I am using a client library (https://github.com/Beckhoff/ADS) to connect to a PLC from a Linux machine via TCP. However, the library is only able to perform a single connection between a source IP and the destination IP address of the PLC. My goal is to connect to the remote IP/PLC with multiple clients, i.e. the remote PLC must be able to distinguish the client connections based on the (different) IP address of the client.

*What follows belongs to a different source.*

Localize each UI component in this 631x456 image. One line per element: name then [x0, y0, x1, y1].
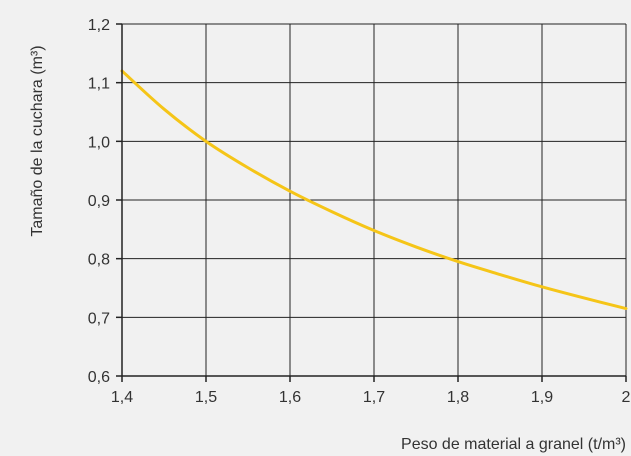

I was hoping to accomplish this with some clever iptables
rules; alternatively, maybe Linux network namespaces could work, too.
For the iptables
route (pun?), my plan is to assign multiple IP addresses to the same NIC on the Linux machine. Since the remote service listens on a single port (48898) I cannot simply use different destination ports in the iptables
rules. Therefore, I was thinking something like this:
Remote PLC: 192.168.1.10/24
Linux PC: 192.168.1.20/24 (ip addr add 192.168.1.20/24 dev enp2s0)
Linux PC: 192.168.1.21/24 (ip addr add 192.168.1.21/24 dev enp2s0)

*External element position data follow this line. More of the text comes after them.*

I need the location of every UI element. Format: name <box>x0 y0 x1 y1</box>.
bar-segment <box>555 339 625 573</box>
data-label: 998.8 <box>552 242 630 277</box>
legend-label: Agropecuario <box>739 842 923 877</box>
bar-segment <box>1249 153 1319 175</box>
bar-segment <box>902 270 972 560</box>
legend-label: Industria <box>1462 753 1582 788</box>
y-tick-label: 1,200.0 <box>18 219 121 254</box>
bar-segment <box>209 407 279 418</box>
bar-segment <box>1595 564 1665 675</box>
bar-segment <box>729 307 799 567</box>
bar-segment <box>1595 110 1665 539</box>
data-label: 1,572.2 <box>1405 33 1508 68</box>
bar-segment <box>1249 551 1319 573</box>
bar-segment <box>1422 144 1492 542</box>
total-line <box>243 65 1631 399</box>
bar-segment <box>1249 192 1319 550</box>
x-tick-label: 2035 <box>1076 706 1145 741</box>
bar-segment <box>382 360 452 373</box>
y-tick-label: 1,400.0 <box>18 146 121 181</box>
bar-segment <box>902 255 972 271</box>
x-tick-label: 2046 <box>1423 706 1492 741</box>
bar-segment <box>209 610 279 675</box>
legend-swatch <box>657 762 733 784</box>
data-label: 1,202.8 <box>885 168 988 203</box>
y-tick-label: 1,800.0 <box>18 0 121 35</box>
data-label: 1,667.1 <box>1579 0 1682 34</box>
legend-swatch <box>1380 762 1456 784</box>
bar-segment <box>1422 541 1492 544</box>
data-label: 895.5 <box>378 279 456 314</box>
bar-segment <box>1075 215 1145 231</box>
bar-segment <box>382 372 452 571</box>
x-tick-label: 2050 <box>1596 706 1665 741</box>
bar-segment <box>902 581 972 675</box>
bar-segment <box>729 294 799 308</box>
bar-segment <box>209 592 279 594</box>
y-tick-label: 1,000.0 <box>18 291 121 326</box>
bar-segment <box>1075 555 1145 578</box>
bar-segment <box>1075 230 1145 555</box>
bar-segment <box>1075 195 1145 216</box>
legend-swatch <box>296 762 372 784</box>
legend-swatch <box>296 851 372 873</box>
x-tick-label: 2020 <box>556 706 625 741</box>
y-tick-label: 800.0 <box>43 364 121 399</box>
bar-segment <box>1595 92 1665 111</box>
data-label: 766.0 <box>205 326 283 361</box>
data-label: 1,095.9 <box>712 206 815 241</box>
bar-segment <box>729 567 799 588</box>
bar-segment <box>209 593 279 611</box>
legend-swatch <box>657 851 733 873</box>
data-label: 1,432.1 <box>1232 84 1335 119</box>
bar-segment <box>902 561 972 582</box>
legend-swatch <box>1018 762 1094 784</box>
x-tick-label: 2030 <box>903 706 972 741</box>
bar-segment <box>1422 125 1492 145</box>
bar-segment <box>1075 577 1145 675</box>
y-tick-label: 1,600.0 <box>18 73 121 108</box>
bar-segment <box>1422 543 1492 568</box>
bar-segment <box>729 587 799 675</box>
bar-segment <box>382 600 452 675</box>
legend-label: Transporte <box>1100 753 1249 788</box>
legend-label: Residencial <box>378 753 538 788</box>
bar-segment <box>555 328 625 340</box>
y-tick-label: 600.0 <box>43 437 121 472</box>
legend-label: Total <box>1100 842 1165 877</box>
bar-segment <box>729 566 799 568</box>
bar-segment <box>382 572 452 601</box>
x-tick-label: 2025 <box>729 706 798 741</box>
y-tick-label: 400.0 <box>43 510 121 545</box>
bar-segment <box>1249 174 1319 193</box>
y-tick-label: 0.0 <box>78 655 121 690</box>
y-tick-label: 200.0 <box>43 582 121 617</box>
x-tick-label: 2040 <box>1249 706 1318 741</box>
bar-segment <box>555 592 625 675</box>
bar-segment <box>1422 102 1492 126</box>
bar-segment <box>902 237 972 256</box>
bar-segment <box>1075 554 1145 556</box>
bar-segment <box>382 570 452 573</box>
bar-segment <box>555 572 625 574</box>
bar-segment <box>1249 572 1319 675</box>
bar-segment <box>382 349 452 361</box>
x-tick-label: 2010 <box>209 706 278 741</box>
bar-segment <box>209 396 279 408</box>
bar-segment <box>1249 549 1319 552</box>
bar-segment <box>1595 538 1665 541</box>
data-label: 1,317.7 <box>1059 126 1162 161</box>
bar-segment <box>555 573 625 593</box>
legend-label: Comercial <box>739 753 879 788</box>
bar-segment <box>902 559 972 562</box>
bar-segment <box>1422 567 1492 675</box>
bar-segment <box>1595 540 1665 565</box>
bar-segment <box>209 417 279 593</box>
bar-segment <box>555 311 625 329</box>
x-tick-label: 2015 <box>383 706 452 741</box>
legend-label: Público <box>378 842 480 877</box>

- Client-A simply connects from 192.168.1.20 to 192.168.1.10
- Client-A simply connects from 192.168.1.21 to (virtual) 192.168.1.11
By using a "virtual" IP address for the remote PLC I want to be able to distinguish TCP connections, so I know what packets originate from Client-A and what packets originate from Client-B. Now I need to do some iptables
magic along the lines:
outgoing: if destination IP address == 192.168.1.11 1.1 -> rewrite to destination IP address 192.168.1.10 1.1 -> rewrite/ensure source IP address is 192.168.1.21
incoming: if destination IP address == 192.168.1.21 2.1 -> rewrite source IP address to 192.168.1.11 (virtual IP of remote PLC)
Maybe it is even possible to "tag" TCP connections so it would be easier to distinguish which is which (step 2).